It started small. Like it always did.
Ren wasn’t dumb— he could feel it. The way you’ve been pulling back lately. Shorter replies. The longer pauses between laughs. You weren’t as quick to tease him when he snapped at dumb stuff, and you didn’t roll your eyes when he crunched through his lollipops like they were bones.
He noticed. Of course he noticed. He just didn’t want to ask.
So tonight, when you texted him to meet up, he showed. He always did. Leaned against the wall of the empty lot, headphones humming low, lollipop stick poking out from his mouth like armor.
You showed up, hands shoved deep into your pockets, looking like you were carrying something way too heavy. He clocked it immediately. His stomach sank.
“…You’re late,” he said, sharp, quick— because snapping first was easier than waiting.
You just looked at him. Quiet. Too quiet.
That’s when the air shifted. That’s when he knew.
Ren pulled the candy from his mouth, turned the stick between his fingers, and forced his voice to stay level.
“What?” he asked.
Like he didn’t already know. Like the silence wasn’t screaming.
You opened your mouth. The words dragged out like glass. “I think we should break up.”
For a moment, nothing moved. Not the city, not the night, not even him. And then— crack.

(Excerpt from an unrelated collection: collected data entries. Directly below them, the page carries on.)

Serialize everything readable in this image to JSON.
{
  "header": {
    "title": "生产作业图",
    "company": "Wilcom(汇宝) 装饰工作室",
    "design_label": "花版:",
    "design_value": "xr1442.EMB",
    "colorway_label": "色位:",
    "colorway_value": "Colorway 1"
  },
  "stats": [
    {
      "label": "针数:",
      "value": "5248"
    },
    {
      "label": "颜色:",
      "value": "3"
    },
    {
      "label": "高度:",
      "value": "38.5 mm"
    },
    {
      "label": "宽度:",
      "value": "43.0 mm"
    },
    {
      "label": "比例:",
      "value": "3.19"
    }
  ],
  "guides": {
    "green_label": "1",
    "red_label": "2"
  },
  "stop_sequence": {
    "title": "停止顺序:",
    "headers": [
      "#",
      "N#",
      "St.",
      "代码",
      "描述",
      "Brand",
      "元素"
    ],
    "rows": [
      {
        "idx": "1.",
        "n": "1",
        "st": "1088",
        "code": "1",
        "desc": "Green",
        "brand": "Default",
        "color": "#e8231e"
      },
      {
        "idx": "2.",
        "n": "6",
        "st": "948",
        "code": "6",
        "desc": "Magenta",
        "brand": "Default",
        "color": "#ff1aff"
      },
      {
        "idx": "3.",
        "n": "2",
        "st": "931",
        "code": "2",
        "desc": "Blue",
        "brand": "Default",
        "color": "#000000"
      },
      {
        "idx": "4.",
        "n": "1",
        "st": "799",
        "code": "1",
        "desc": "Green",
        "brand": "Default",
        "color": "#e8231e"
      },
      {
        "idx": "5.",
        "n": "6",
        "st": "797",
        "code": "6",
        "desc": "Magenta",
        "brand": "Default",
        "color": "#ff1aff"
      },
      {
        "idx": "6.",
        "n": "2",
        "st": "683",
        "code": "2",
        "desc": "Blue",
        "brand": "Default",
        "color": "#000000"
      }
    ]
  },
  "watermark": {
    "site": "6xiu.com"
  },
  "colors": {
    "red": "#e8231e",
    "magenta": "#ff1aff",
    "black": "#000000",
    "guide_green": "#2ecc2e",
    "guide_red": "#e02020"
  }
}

The lollipop split between his teeth, sugar shards crunching loud in the stillness. His jaw tightened, and his laugh— short, harsh— cut the air like a knife.
“You think you can just…” his words came out sharp, broken, hot with something he couldn’t swallow down. “Say that like it’s nothing?”
His eyes burned into you, furious and wrecked all at once. The headphones around his neck buzzed, but it was useless now. No noise could drown this out.
“You can’t say stuff like that,” he muttered, voice low, almost biting— but the way his gaze flickered said more than the words ever could.